RGX‑121, an adeno-associated virus (AAV) gene therapy, is designed to deliver the missing enzyme iduronate‑2‑sulfatase (IDS) directly to the brain in patients with mucopolysaccharidosis type II (MPS II), also known as Hunter syndrome. The therapy aims to slow or halt the irreversible cognitive decline seen in the severe, or neuronopathic, form of the disease. The FDA rejected the application in early February, citing multiple deficiencies.

Questions around patient population definition

A central issue raised by the FDA was Regenxbio’s approach to defining its intended treatment population. The company’s application relied on data from 13 patients enrolled in the ongoing Campsiite study, all labeled as having neuronopathic MPS II. However, the agency said the methods used to distinguish severe disease from the attenuated form were inconsistent and lacked broad scientific consensus.

Regenxbio classified patients using a mix of genetic mutation analysis and cognitive testing with the Bayley Scales of Infant Development (BSID). According to the FDA, neither approach is sufficient on its own. Certain IDS gene mutations can be associated with a wide range of disease severity, while cognitive testing thresholds do not clearly separate attenuated from neuronopathic disease, particularly in very young children.

The agency emphasized that MPS II exists along a spectrum, complicating efforts to define a uniform study population. Without a clear and reproducible way to identify patients with severe disease, the FDA said it could not confidently interpret the trial results.

Reliance on a natural history control

The FDA also criticized Regenxbio’s use of an external natural history cohort as a control arm. Differences in age, baseline cognitive function, and disease progression between treated patients and historical controls undermined the comparability of the data, according to the CRL. These limitations were particularly relevant given the small number of patients in the pivotal study.

In rare diseases, natural history studies are often used when randomized trials are impractical or unethical. However, the FDA signaled that such approaches must still demonstrate sufficient alignment between treated and control populations to support regulatory conclusions.

Biomarker concerns and accelerated approval

Regenxbio pursued accelerated approval based on reductions in heparan sulfate, a complex sugar that accumulates in MPS II due to IDS deficiency. While the agency has previously acknowledged heparan sulfate as biologically relevant to the disease, it questioned both the specific biomarker selected and the proposed threshold for clinical benefit.

The FDA noted that the D2S6 subtype of heparan sulfate used in RGX‑121’s application is not routinely measured in clinical practice and lacks strong support in published literature as a surrogate endpoint. The agency also stated that the proposed target level was not backed by external expert consensus.

Regenxbio and several academic experts counter that heparan sulfate accumulation is fundamental to MPS II pathology and that individual subtypes are commonly measured together as part of total heparan sulfate burden.

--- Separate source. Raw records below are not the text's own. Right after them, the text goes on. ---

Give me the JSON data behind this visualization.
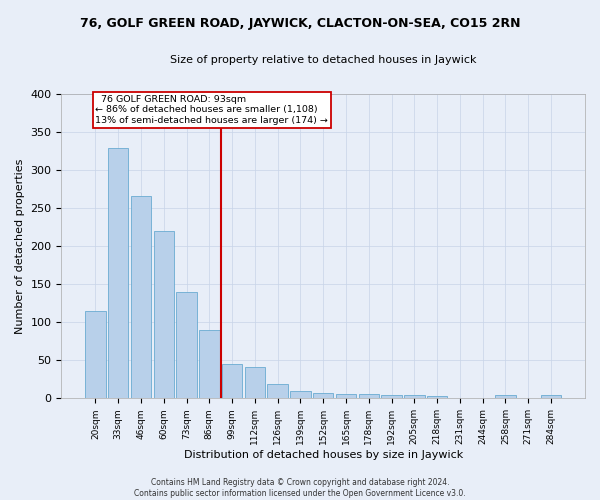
{
  "title1": "76, GOLF GREEN ROAD, JAYWICK, CLACTON-ON-SEA, CO15 2RN",
  "title2": "Size of property relative to detached houses in Jaywick",
  "xlabel": "Distribution of detached houses by size in Jaywick",
  "ylabel": "Number of detached properties",
  "footer1": "Contains HM Land Registry data © Crown copyright and database right 2024.",
  "footer2": "Contains public sector information licensed under the Open Government Licence v3.0.",
  "annotation_line1": "  76 GOLF GREEN ROAD: 93sqm",
  "annotation_line2": "← 86% of detached houses are smaller (1,108)",
  "annotation_line3": "13% of semi-detached houses are larger (174) →",
  "bar_labels": [
    "20sqm",
    "33sqm",
    "46sqm",
    "60sqm",
    "73sqm",
    "86sqm",
    "99sqm",
    "112sqm",
    "126sqm",
    "139sqm",
    "152sqm",
    "165sqm",
    "178sqm",
    "192sqm",
    "205sqm",
    "218sqm",
    "231sqm",
    "244sqm",
    "258sqm",
    "271sqm",
    "284sqm"
  ],
  "bar_values": [
    115,
    328,
    265,
    220,
    140,
    90,
    45,
    41,
    19,
    9,
    7,
    6,
    6,
    4,
    4,
    3,
    0,
    0,
    4,
    0,
    4
  ],
  "bar_color": "#b8d0ea",
  "bar_edge_color": "#6aabd2",
  "bg_color": "#e8eef8",
  "grid_color": "#c8d4e8",
  "red_line_index": 6,
  "red_color": "#cc0000",
  "annotation_box_color": "#ffffff",
  "ylim": [
    0,
    400
  ],
  "yticks": [
    0,
    50,
    100,
    150,
    200,
    250,
    300,
    350,
    400
  ]
}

They argue that the absence of commercially available assays reflects technical limitations rather than scientific weakness, and that broader consensus statements have endorsed heparan sulfate as a reasonable biomarker for accelerated approval in Hunter syndrome.

Broader regulatory context

The rejection comes amid heightened scrutiny of the FDA’s approach to rare disease therapies, particularly those seeking accelerated approval based on surrogate endpoints. Advocacy groups and clinicians have raised concerns about a decline in the use of advisory committees and what they view as increasing reluctance to apply regulatory flexibility in ultra-rare conditions.

Regenxbio has said it intends to resubmit its application and plans to meet with the FDA to discuss the feedback outlined in the CRL. Meanwhile, the company’s shares fell following publication of the letter, extending losses that began when the rejection was first announced.

Attention is also turning to Denali Therapeutics, which is awaiting an FDA decision on tividenofusp alfa, a brain‑penetrating enzyme replacement therapy for Hunter syndrome. Analysts have suggested that Denali’s larger dataset, broader biomarker measurements, and longer follow‑up may help differentiate its application, though uncertainty remains.

Taken together, the RGX‑121 decision highlights the persistent challenges of developing and regulating treatments for ultra-rare pediatric diseases, where small trials, heterogeneous populations, and reliance on biomarkers are often unavoidable, but regulatory standards remain exacting.